Other measures Congress is considering also include funds for
coastal states, but base their allocations so that no incentive for
offshore drilling would be created, or do not link available funding
to offshore drilling at all.
Background: Coastal Conservation
Fragile coastal ecosystems around the country face treats from
development and other types of human disturbances. It is hard to
overstate the devastating environmental impacts of OCS drilling —
impacts that result from the initial exploration and development of
the platforms; from the production, transportation, and refining of
oil an gas; and ultimately, from our own consumption of OCS
petroleum. The lion's share of these impacts are borne by America's
coastal zones and fragile marine ecosystems, which rank among our
most biologically rich and economically significant natural systems.
In general, coastal states that have oil and gas drilling off their
shores suffer from the most chronic and direct impacts of this
industry. However, the recent oil spill from a grounded tanker in
Coos Bay, Oregon, clearly illustrates the hazards that oil and gas
related activities pose to all of the nation's important marine and
coastal resources.
Our coasts are now home to half the populace, which places
incredible pressures on estuaries, tidal wetlands, beaches and other
coastal habitat. As our population continues to expand, it will
become more difficult to maintain intact, functioning coastal
ecosystems. If we do not protect these coastal resources, we will
lose economically valuable fisheries, irreplaceable outdoor
recreational opportunities, and unique assemblages of species.
Our nation's marine resources face similar pressures.
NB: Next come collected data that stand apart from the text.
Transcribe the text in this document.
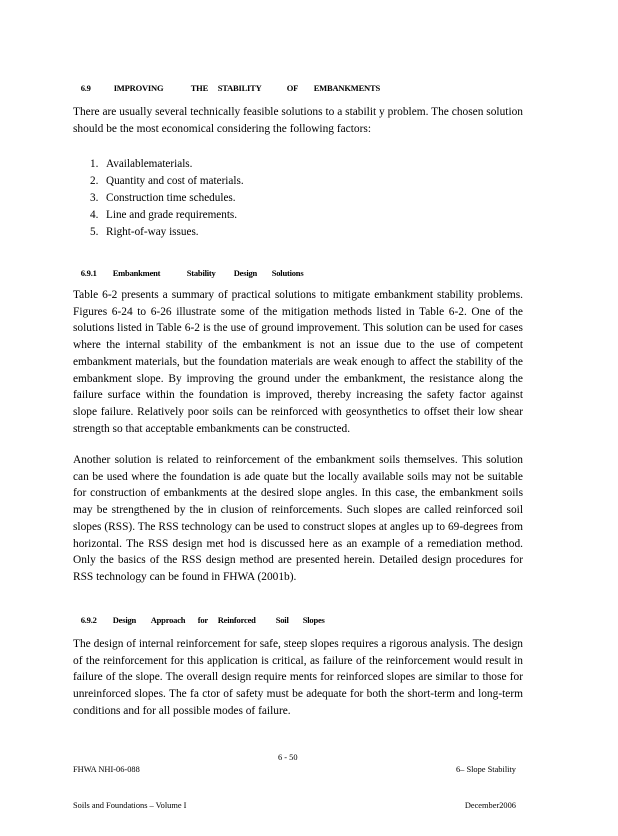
6.9	IMPROVING	THE STABILITY	OF EMBANKMENTS

There are usually several technically feasible solutions to a stabilit y problem. The chosen solution should be the most economical considering the following factors:
1. Availablematerials.
2. Quantity and cost of materials.
3. Construction time schedules.
4. Line and grade requirements.
5. Right-of-way issues.

6.9.1 Embankment	Stability Design Solutions

Table 6-2 presents a summary of practical solutions to mitigate embankment stability problems. Figures 6-24 to 6-26 illustrate some of the mitigation methods listed in Table 6-2. One of the solutions listed in Table 6-2 is the use of ground improvement. This solution can be used for cases where the internal stability of the embankment is not an issue due to the use of competent embankment materials, but the foundation materials are weak enough to affect the stability of the embankment slope. By improving the ground under the embankment, the resistance along the failure surface within the foundation is improved, thereby increasing the safety factor against slope failure. Relatively poor soils can be reinforced with geosynthetics to offset their low shear strength so that acceptable embankments can be constructed.
Another solution is related to reinforcement of the embankment soils themselves. This solution can be used where the foundation is ade quate but the locally available soils may not be suitable for construction of embankments at the desired slope angles. In this case, the embankment soils may be strengthened by the in clusion of reinforcements. Such slopes are called reinforced soil slopes (RSS). The RSS technology can be used to construct slopes at angles up to 69-degrees from horizontal. The RSS design met hod is discussed here as an example of a remediation method. Only the basics of the RSS design method are presented herein. Detailed design procedures for RSS technology can be found in FHWA (2001b).

6.9.2 Design Approach for Reinforced Soil Slopes

The design of internal reinforcement for safe, steep slopes requires a rigorous analysis. The design of the reinforcement for this application is critical, as failure of the reinforcement would result in failure of the slope. The overall design require ments for reinforced slopes are similar to those for unreinforced slopes. The fa ctor of safety must be adequate for both the short-term and long-term conditions and for all possible modes of failure.

FHWA NHI-06-088

Soils and Foundations – Volume I

6 - 50

6– Slope Stability

December2006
Increased
pollution, climate change, over-harvesting of fisheries, and other
factors are threatening the survival of many marine species —
including endangered marine mammals like the blue whale and Hawaiian
monk seal, and commercially valuable fish species like red snapper
and bluefin tuna. These are resources we cannot afford to lose.
The use of Outer Continental Shelf oil and gas leasing
revenues for coastal and marine conservation work in areas with, and
without, offshore drilling is both appropriate and
necessary.
Coastal Conservation Funding in CARA and Resources
2000
The Conservation and Reinvestment Act (CARA - H.R. 701/S. 25)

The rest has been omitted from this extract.